Maç 2-1 olunca Ankaragücü Çekici ve Paintsil’i çıkarıp Atila ve Erdi’yi aldı. Zaten pas yapmakta güçlük çeken takımın top tutma becerisi daha da azaldı. Sahadaki dizilim 5-5-0 şekline büründü. Kazandığı topları hiçbir oyuncusunun olmadığı rakip alana şişirince oyun pinpon maçı gibi Ankaragücü ceza sahası ve çevresinde oynanmaya başladı. Oysa iki hızlı oyuncusunu ileride bıraksa zaten Ankaragücü kalesinde net pozisyon bulmakta zorlanan Denizlispor önlem almak durumunda kalır ve bu kadar yüklenemezdi. Ceza sahasında yaşanan karambollerde topun ele, elin rakibin yüzüne gelmemesi büyük şans zira Ankaragücü adeta gole davetiye çıkardı. Mustafa Yumlu kale önünde 3 metreden topu dışarı vurmasa bu hatanın bedeli ağır ödenecekti.

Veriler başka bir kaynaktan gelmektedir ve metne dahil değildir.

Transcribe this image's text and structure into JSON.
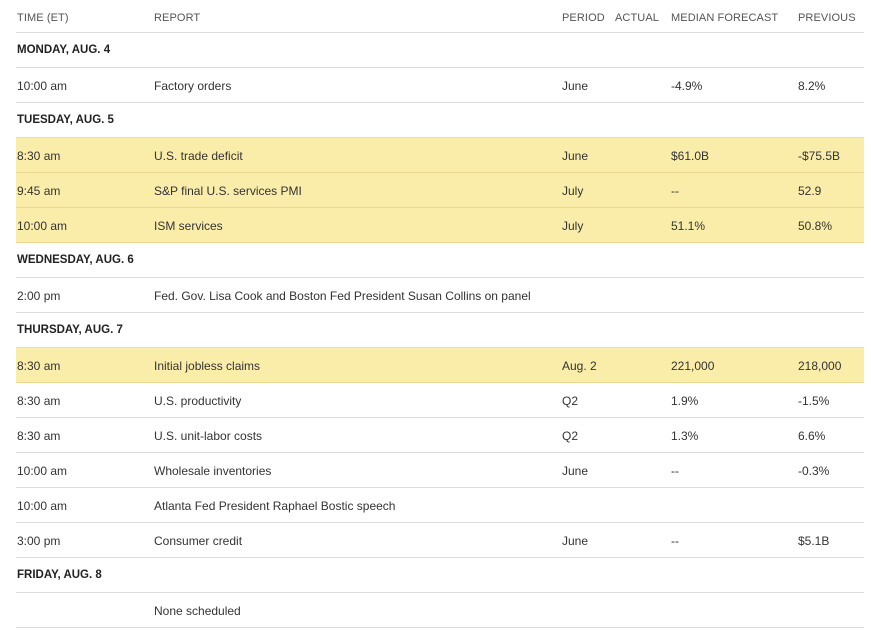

Mustafa Dalcı zaman zaman bize 80’li yılların nostaljilerini yaşatıyor. O zamanlar “Galip takımın onbiri değiştirilmez” diye bir klişe vardı. Modern futbolda rakip analizi yapılıyor ve her maça farklı taktikle çıkılıyor. Bu maçta rakibin yumuşak karnı maça tecrübesiz üçüncü kalecisi ile çıkmış olmasıydı. Ankaragücü’nün uzaktan şutlarla ve yan ortalarla adeta kalede emanet duran kaleciyi yoklaması gerekirdi. Bunu maç boyunca hiç yapmadı. 80’lerde de işe yaramayan bir başka anlayış son dakikalarda skoru korumak için bir orta saha oyuncusu çıkarıp stoper oyuna almaktı. Oysa en iyi savunma topa sahip olarak ve kaleden uzakta tutarak yapılır. Ülkemizde hocaların kredisi iki üç maç olduğu için Mustafa Hoca’nın maçın sonlarındaki heyecanına ve endişesine de hak vermiyor değilim. Her şeye rağmen galibiyet güzeldir.
Mevcut kadrodan takımın oyununu şekillendirebilecek lider bir oyuncuyu çıkarması ve sorumluluk vermesi, hem Ankaragücü’nü hem Mustafa Hoca’yı farklı bir seviyeye çıkaracaktır. Takımını maçın her dakikasında futbol oynamaya yönlendirmesi başarı şansını artıracaktır.